CONSIDERATION OF JUDICIAL REVIEW APPLCIATION

Jurisdictional error required

  1. This Court may set aside the Tribunal Decision upon judicial review if it is affected by jurisdictional error: Migration Act, ss 474 and 476; Plaintiff S157/2002 v Commonwealth of Australia [2003] HCA 2; (2003) 211 CLR 476; (2003) 77 ALJR 454; (2003) 195 ALR 24; (2003) 72 ALD 1. An instance where the Tribunal identifies a wrong issue, asks the wrong question, ignores relevant material or relies on irrelevant material in such a way that the Tribunal’s exercise or purported exercise of power is thus affected resulting in a decision exceeding, or a failure to exercise,


    any authority or powers given to the Tribunal under the Migration Act, may constitute a jurisdictional error: Yusuf at [82] per McHugh, Gummow and Hayne JJ. In certain circumstances a denial of procedural fairness may also constitute jurisdictional error: SZBEL v Minister for Immigration and Multicultural and Indigenous Affairs [2006] HCA 63; (2006) 228 CLR 152; (2006) 81 ALJR 515; (2006) 231 ALR 592; (2006) 231 ALR 592; (2006) 93 ALD 300 at [32]-[33] per Gleeson CJ, Kirby, Hayne, Callinan and Heydon JJ, as may legal unreasonableness: see the summary in Minister for Immigration and Border Protection v Pandey [2014] FCA 640; (2014) 143 ALD 640 at [41] per Wigney J. To be a jurisdictional error the error must be material in the requisite sense explained in MZAPC at [2] per Kiefel CJ, Gageler, Keane and Gleeson JJ as follows:

    2.Materiality was subsequently explained in Minister for Immigration & Border Protection v SZMTA (2019) 264 CLR 421 to involve a realistic possibility that the decision in fact made could have been different had the breach of the condition not occurred. Existence or non-existence of a realistic possibility that the decision could have been different was explained to be a question of fact in respect of which the plaintiff in an application for judicial review of the decision on the ground of jurisdictional error bears the onus of proof.
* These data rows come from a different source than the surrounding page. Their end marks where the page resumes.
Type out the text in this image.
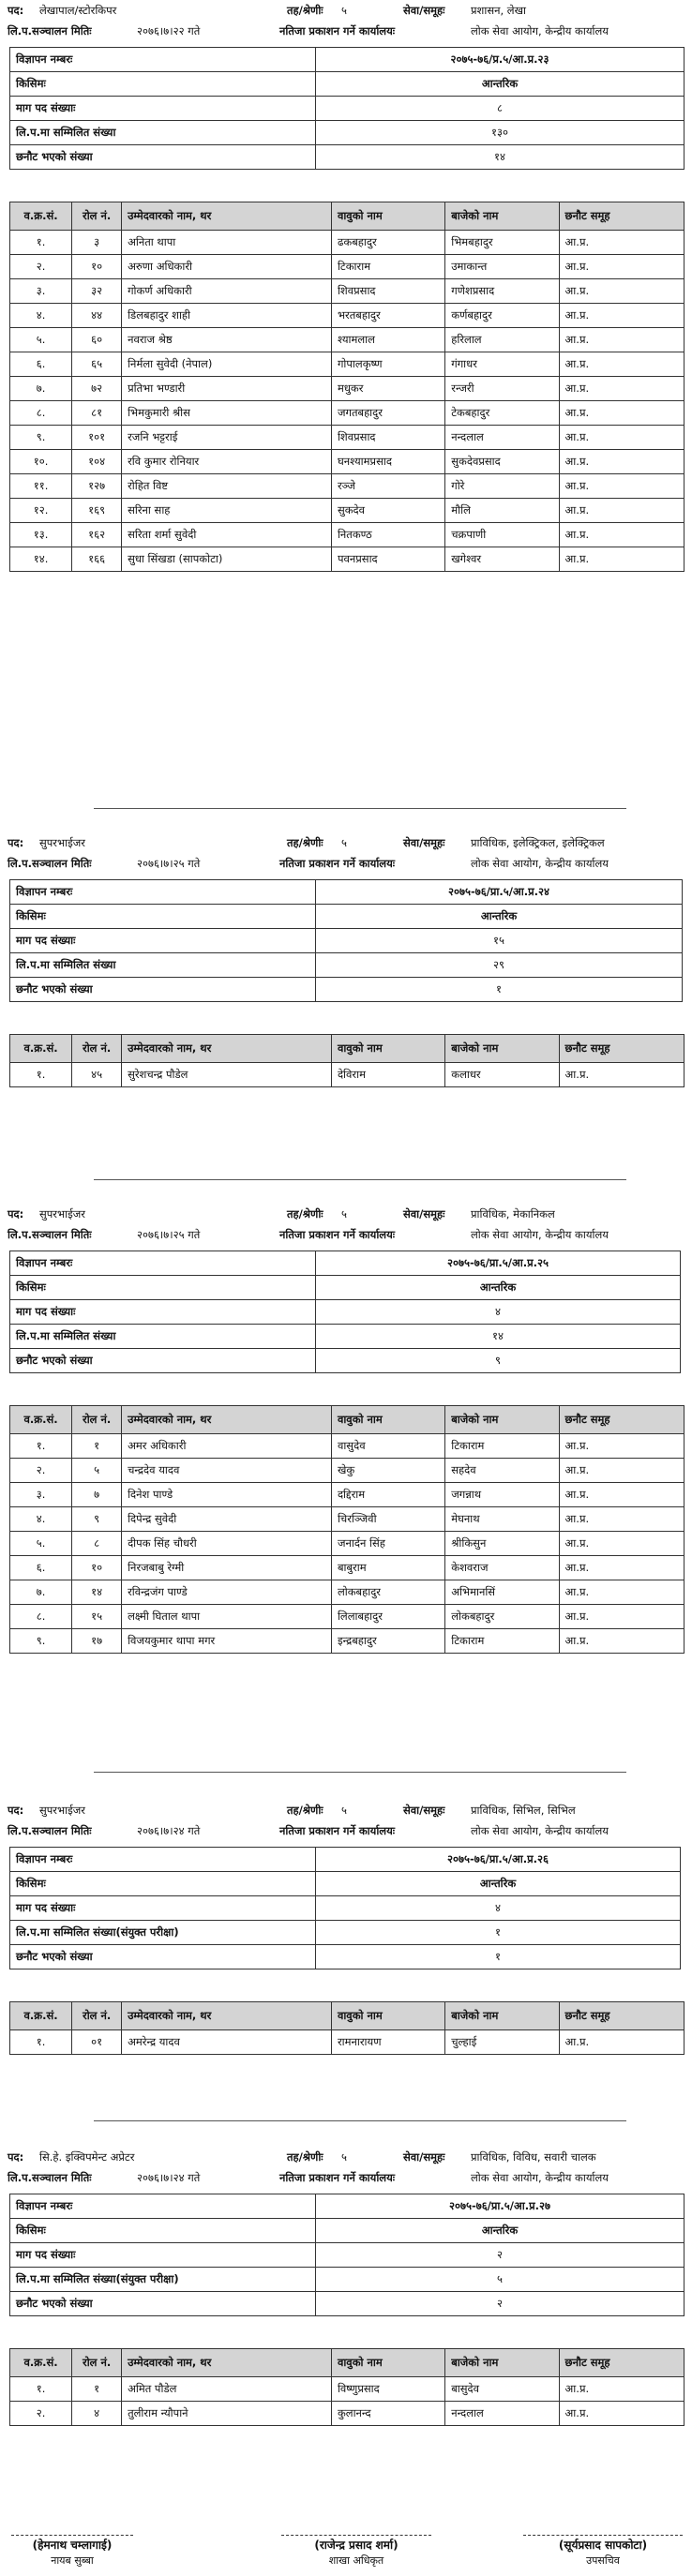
पद: लेखापाल/स्टोरकिपर	तह/श्रेणीः ५	सेवा/समूहः प्रशासन, लेखा
लि.प.सञ्चालन मितिः	२०७६।७।२२ गते	नतिजा प्रकाशन गर्ने कार्यालयः	लोक सेवा आयोग, केन्द्रीय कार्यालय
विज्ञापन नम्बरः	२०७५-७६/प्र.५/आ.प्र.२३
किसिमः	आन्तरिक
माग पद संख्याः	८
लि.प.मा सम्मिलित संख्या	१३०
छनौट भएको संख्या	१४
व.क्र.सं.	रोल नं.	उम्मेदवारको नाम, थर	वावुको नाम	बाजेको नाम	छनौट समूह
१.	३	अनिता थापा	ढकबहादुर	भिमबहादुर	आ.प्र.
२.	१०	अरुणा अधिकारी	टिकाराम	उमाकान्त	आ.प्र.
३.	३२	गोकर्ण अधिकारी	शिवप्रसाद	गणेशप्रसाद	आ.प्र.
४.	४४	डिलबहादुर शाही	भरतबहादुर	कर्णबहादुर	आ.प्र.
५.	६०	नवराज श्रेष्ठ	श्यामलाल	हरिलाल	आ.प्र.
६.	६५	निर्मला सुवेदी (नेपाल)	गोपालकृष्ण	गंगाधर	आ.प्र.
७.	७२	प्रतिभा भण्डारी	मधुकर	रन्जरी	आ.प्र.
८.	८१	भिमकुमारी श्रीस	जगतबहादुर	टेकबहादुर	आ.प्र.
९.	१०१	रजनि भट्टराई	शिवप्रसाद	नन्दलाल	आ.प्र.
१०.	१०४	रवि कुमार रोनियार	घनश्यामप्रसाद	सुकदेवप्रसाद	आ.प्र.
११.	१२७	रोहित विष्ट	रञ्जे	गोरे	आ.प्र.
१२.	१६९	सरिना साह	सुकदेव	मौलि	आ.प्र.
१३.	१६२	सरिता शर्मा सुवेदी	नितकण्ठ	चक्रपाणी	आ.प्र.
१४.	१६६	सुधा सिंखडा (सापकोटा)	पवनप्रसाद	खगेश्वर	आ.प्र.
पद: सुपरभाईजर	तह/श्रेणीः ५	सेवा/समूहः प्राविधिक, इलेक्ट्रिकल, इलेक्ट्रिकल
लि.प.सञ्चालन मितिः	२०७६।७।२५ गते	नतिजा प्रकाशन गर्ने कार्यालयः	लोक सेवा आयोग, केन्द्रीय कार्यालय
विज्ञापन नम्बरः	२०७५-७६/प्रा.५/आ.प्र.२४
किसिमः	आन्तरिक
माग पद संख्याः	१५
लि.प.मा सम्मिलित संख्या	२९
छनौट भएको संख्या	१
व.क्र.सं.	रोल नं.	उम्मेदवारको नाम, थर	वावुको नाम	बाजेको नाम	छनौट समूह
१.	४५	सुरेशचन्द्र पौडेल	देविराम	कलाधर	आ.प्र.
पद: सुपरभाईजर	तह/श्रेणीः ५	सेवा/समूहः प्राविधिक, मेकानिकल
लि.प.सञ्चालन मितिः	२०७६।७।२५ गते	नतिजा प्रकाशन गर्ने कार्यालयः	लोक सेवा आयोग, केन्द्रीय कार्यालय
विज्ञापन नम्बरः	२०७५-७६/प्रा.५/आ.प्र.२५
किसिमः	आन्तरिक
माग पद संख्याः	४
लि.प.मा सम्मिलित संख्या	१४
छनौट भएको संख्या	९
व.क्र.सं.	रोल नं.	उम्मेदवारको नाम, थर	वावुको नाम	बाजेको नाम	छनौट समूह
१.	१	अमर अधिकारी	वासुदेव	टिकाराम	आ.प्र.
२.	५	चन्द्रदेव यादव	खेकु	सहदेव	आ.प्र.
३.	७	दिनेश पाण्डे	दद्दिराम	जगन्नाथ	आ.प्र.
४.	९	दिपेन्द्र सुवेदी	चिरञ्जिवी	मेघनाथ	आ.प्र.
५.	८	दीपक सिंह चौधरी	जनार्दन सिंह	श्रीकिसुन	आ.प्र.
६.	१०	निरजबाबु रेग्मी	बाबुराम	केशवराज	आ.प्र.
७.	१४	रविन्द्रजंग पाण्डे	लोकबहादुर	अभिमानसिं	आ.प्र.
८.	१५	लक्ष्मी घिताल थापा	लिलाबहादुर	लोकबहादुर	आ.प्र.
९.	१७	विजयकुमार थापा मगर	इन्द्रबहादुर	टिकाराम	आ.प्र.
पद: सुपरभाईजर	तह/श्रेणीः ५	सेवा/समूहः प्राविधिक, सिभिल, सिभिल
लि.प.सञ्चालन मितिः	२०७६।७।२४ गते	नतिजा प्रकाशन गर्ने कार्यालयः	लोक सेवा आयोग, केन्द्रीय कार्यालय
विज्ञापन नम्बरः	२०७५-७६/प्रा.५/आ.प्र.२६
किसिमः	आन्तरिक
माग पद संख्याः	४
लि.प.मा सम्मिलित संख्या(संयुक्त परीक्षा)	१
छनौट भएको संख्या	१
व.क्र.सं.	रोल नं.	उम्मेदवारको नाम, थर	वावुको नाम	बाजेको नाम	छनौट समूह
१.	०१	अमरेन्द्र यादव	रामनारायण	चुल्हाई	आ.प्र.
पद: सि.हे. इक्विपमेन्ट अप्रेटर	तह/श्रेणीः ५	सेवा/समूहः प्राविधिक, विविध, सवारी चालक
लि.प.सञ्चालन मितिः	२०७६।७।२४ गते	नतिजा प्रकाशन गर्ने कार्यालयः	लोक सेवा आयोग, केन्द्रीय कार्यालय
विज्ञापन नम्बरः	२०७५-७६/प्रा.५/आ.प्र.२७
किसिमः	आन्तरिक
माग पद संख्याः	२
लि.प.मा सम्मिलित संख्या(संयुक्त परीक्षा)	५
छनौट भएको संख्या	२
व.क्र.सं.	रोल नं.	उम्मेदवारको नाम, थर	वावुको नाम	बाजेको नाम	छनौट समूह
१.	१	अमित पौडेल	विष्णुप्रसाद	बासुदेव	आ.प्र.
२.	४	तुलीराम न्यौपाने	कुलानन्द	नन्दलाल	आ.प्र.
(हेमनाथ चम्लागाई)
नायब सुब्बा
(राजेन्द्र प्रसाद शर्मा)
शाखा अधिकृत
(सूर्यप्रसाद सापकोटा)
उपसचिव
  2. The onus is upon Mr Wangchuk to establish jurisdictional error in the Tribunal Decision: VAAD v Minister for Immigration & Multicultural & Indigenous Affairs [2005] FCAFC 117 at [45] per Hill, Sundberg and Stone JJ; Maroun v Minister for Immigration & Citizenship [2009] FCA 1284; (2009) 112 ALD 424.

  3. It is not within the jurisdiction of this Court to review the merits of the Tribunal Decision, or determine Mr Wangchuk’s claim for a Student Visa: Minister for Immigration and Ethnic Affairs v Wu Shan Liang (1996) 185 CLR 259; (1996) 70 ALJR 568; (1996) 136 ALR 481; (1996) 41 ALD 1; CLR at 272 per Brennan CJ, Toohey, McHugh and Gummow JJ.

The relevant criteria

  1. Clause 500.211(a) of Sch 2 to the Migration Regulations relevantly required that at the time of the Tribunal Decision Mr Wangchuk be “enrolled in a course of study”. “Course of study” is relevantly defined in cl 500.111 of Sch 2 to the Migration Regulations as a “full-time registered course”. “Registered course” is defined in
    reg 1.03 of the Migration Regulations as a course of education or training provided by an institution, body or person that is registered under Div 3 of Pt 2 of the Education Services for Overseas Students Act 2000 (Cth), to provide the course to overseas students.

Some relevant law

  1. There are many, many judgments of the federal courts dealing with applicants for a Student Visa without a COE at the time of decision by the Tribunal, and who therefore failed to meet the criteria in cl 500.211(a) of Sch 2 to the Migration Regulations to be enrolled in a course of study. Brief reference to two fairly recent judgments will suffice for present purposes.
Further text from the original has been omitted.